Simultaneously, it has the monumental task of keeping the lab equipment intact within its room-temperature interiors. Incidentally, this excessive temperature is high enough for iron to melt.
The spacecraft will be launched from Florida. It will pass Venus, which will give it a gravitational boost to swing into a series of orbits around the sun. The probe will travel through the sun’s atmosphere known as the corona, with each close approach.
The spacecraft will have a Solar Probe Cup, which will collect samples from the barrage of high energy particles that escape from the sun by poking out from behind the heat shield. Test lead Annette Dolbow called it the bravest little instrument on the probe.
The spacecraft will also have a cooling system, which will function like a radiator and have 5 litres of pressurized water. The system will be unlike any other ever used on a spacecraft before, especially because there is a combination of water and electronics.
The mission will help scientists learn why the atmosphere of the sun is hotter than its surface and how high-energy particles get expelled into space from the corona.
The answers to these mysteries are relevant to life on Earth. Disruptions in the atmosphere of the sun can produce coronal mass ejections that are huge explosions of ionized gas as well as solar flares that are bursts of radiation.

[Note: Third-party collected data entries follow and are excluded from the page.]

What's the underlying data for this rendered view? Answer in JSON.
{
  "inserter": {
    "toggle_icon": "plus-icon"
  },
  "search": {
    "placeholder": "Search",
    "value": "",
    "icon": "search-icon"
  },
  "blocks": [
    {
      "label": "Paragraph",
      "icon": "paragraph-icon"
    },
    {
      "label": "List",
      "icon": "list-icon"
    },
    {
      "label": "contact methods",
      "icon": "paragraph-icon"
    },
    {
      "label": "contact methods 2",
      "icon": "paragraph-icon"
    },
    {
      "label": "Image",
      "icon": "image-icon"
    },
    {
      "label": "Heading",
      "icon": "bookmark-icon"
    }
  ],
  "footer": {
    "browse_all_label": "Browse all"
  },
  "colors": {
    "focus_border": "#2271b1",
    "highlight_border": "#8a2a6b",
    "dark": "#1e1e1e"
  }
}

When CMEs interact with the magnetosphere of Earth, they induce electric currents that could reach the ground and damage power grids. Solar flares, meanwhile, disrupt radio communications and result in radiation poisoning to any astronauts in space who are not protected by the magnetic field of the planet. The prediction of such events requires researchers to know more about the sun.
“These are questions we were trying to answer from 93 million miles away,” said Eric Christian, a Goddard physicist, and an investigator attached to the probe. “But the fact is, you’ve got to go where the action is in order really to understand what’s happening.”

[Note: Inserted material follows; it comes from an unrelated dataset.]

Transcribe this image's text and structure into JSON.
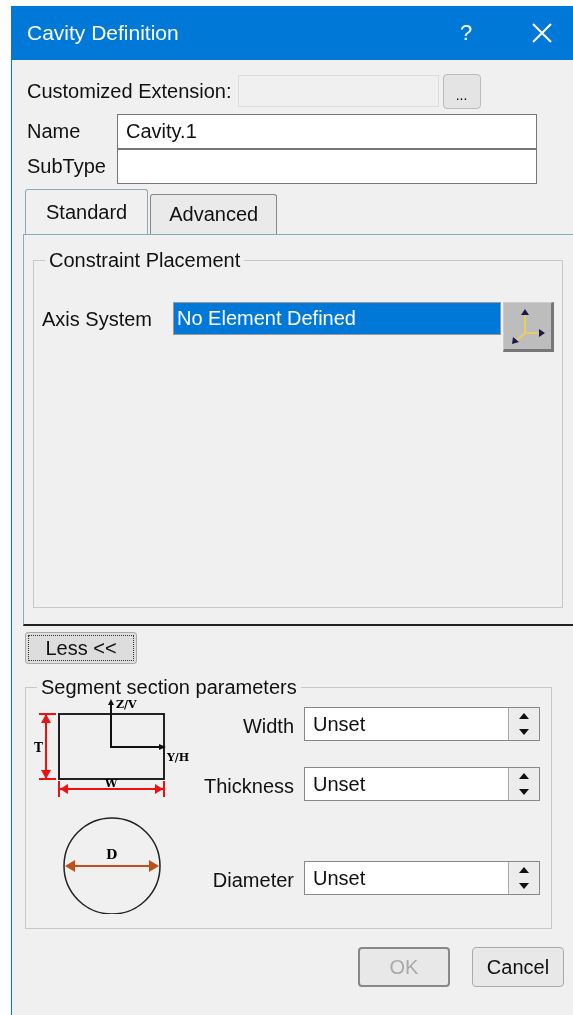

Essex Ham News reminds us that the latest edition of TX Factor, Episode 20, has been released this week.. You’ll note a revamp of the introduction to the show, to celebrate the 20th episode.

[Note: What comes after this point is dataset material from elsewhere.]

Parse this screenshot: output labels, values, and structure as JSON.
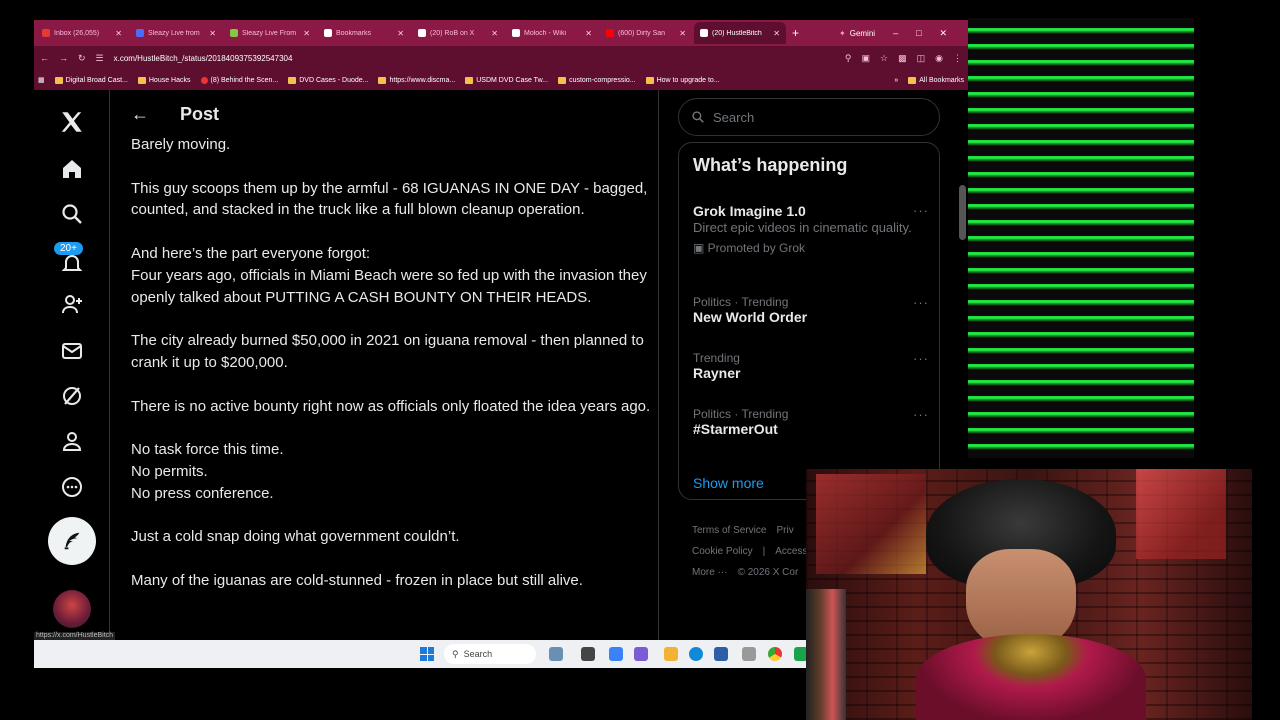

In this latest episode of the online TV show dedicated to amateur radio, here’s what’s being featured: Yaesu Fusion Repeater DR2; SOTAbeam’s “Click2Tune for Icom” lead; Graham from bhi demonstrates the ParaPro EQ20 DSP; and Jon shows the SDRplay RSP1A SDR receiver. Just Google the words TX Factor, and look for episode 20.
Southgate Amateur Radio News advises us a week in advance that, on Wednesday, Jan. 31st, the second full Moon of January will pass through Earth’s shadow, producing a rare ‘Blue Moon Lunar Eclipse.’
The Moon won’t look blue, however. Researchers are predicting a bright orange eclipse–a forecast based on studies of recent volcanic activity. Volcanoes, climate change, and lunar eclipses are linked in ways that might surprise you.
More information about this, along with eclipse observing tips, are highlighted in Wednesday’s edition of Spaceweather.com.
And here is a gloomy forecast for you. A global catastrophe is but two minutes away, according to the Doomsday Clock, which measures, metaphorically, how long the world has left before it succumbs to a man-made disaster.
Managed by the Bulletin of Atomic Scientists, a group of scientists and academics, the clock was moved 30 seconds on Thursday. The clock’s hands had been at two-and-a-half minutes to midnight in 2017.
Rachel Bronson, Bulletin of the Atomic Scientists CEO, said this year that nuclear weapons and the unpredictability of nations holding them were a major consideration.
“All of the major weapons states are investing in their nuclear arsenals,” said Robert Rosner, research professor in the Department of Astrophysics and Physics at the University of Chicago.
“North Korea’s nuclear and missile tests demonstrated an acceleration in building a new generation of weapons of mass destruction. In South Asia, the emphasis on missile capabilities grows.
“The nuclear arsenals of all of the major weapons states are being updated and imbued with enhanced capabilities. The Trump administration’s Nuclear Posture Review appears likely to increase the types and roles of nuclear weapons in US defence plans,” he added.
For decades the clock has been used as an ominous reminder of how close humanity is to destroying the world. Midnight represents total disaster or an apocalypse.
Originally decided on by Bulletin Editor Eugene Rabinowitch, the clock is now in its 71st year. It’s settings are now based on an academic board’s view on the advancement of nuclear arms, climate change and artificial intelligence.
The Doomsday Clock originally featured in a magazine back in the 1940s, when the development of nuclear arms first became a global fear. In its first outing the clock read seven minutes to midnight. The furthest away from midnight it has ever been came in 1991 after the end of the Cold War – when it struck 17 minutes to midnight.
Thank you to RT News for those notes.
Finally, in this week’s chapter of water woes in Cape Town, combined dam levels are down by 1.4 percentage points, to 27.2% full. Day zero is now set for 12 April, though City Officials say all taps won’t run dry simultaneously. 149 Points of Distribution have so far been identified, but set-up at the sites will start as late as possible, in case, by some miracle, queuing for water can be avoided. Judging by the weather forecasts for the next 10 days, that miracle is not going to happen!
This is Dave Reece ZS1DFR reporting for HAMNET in South Africa.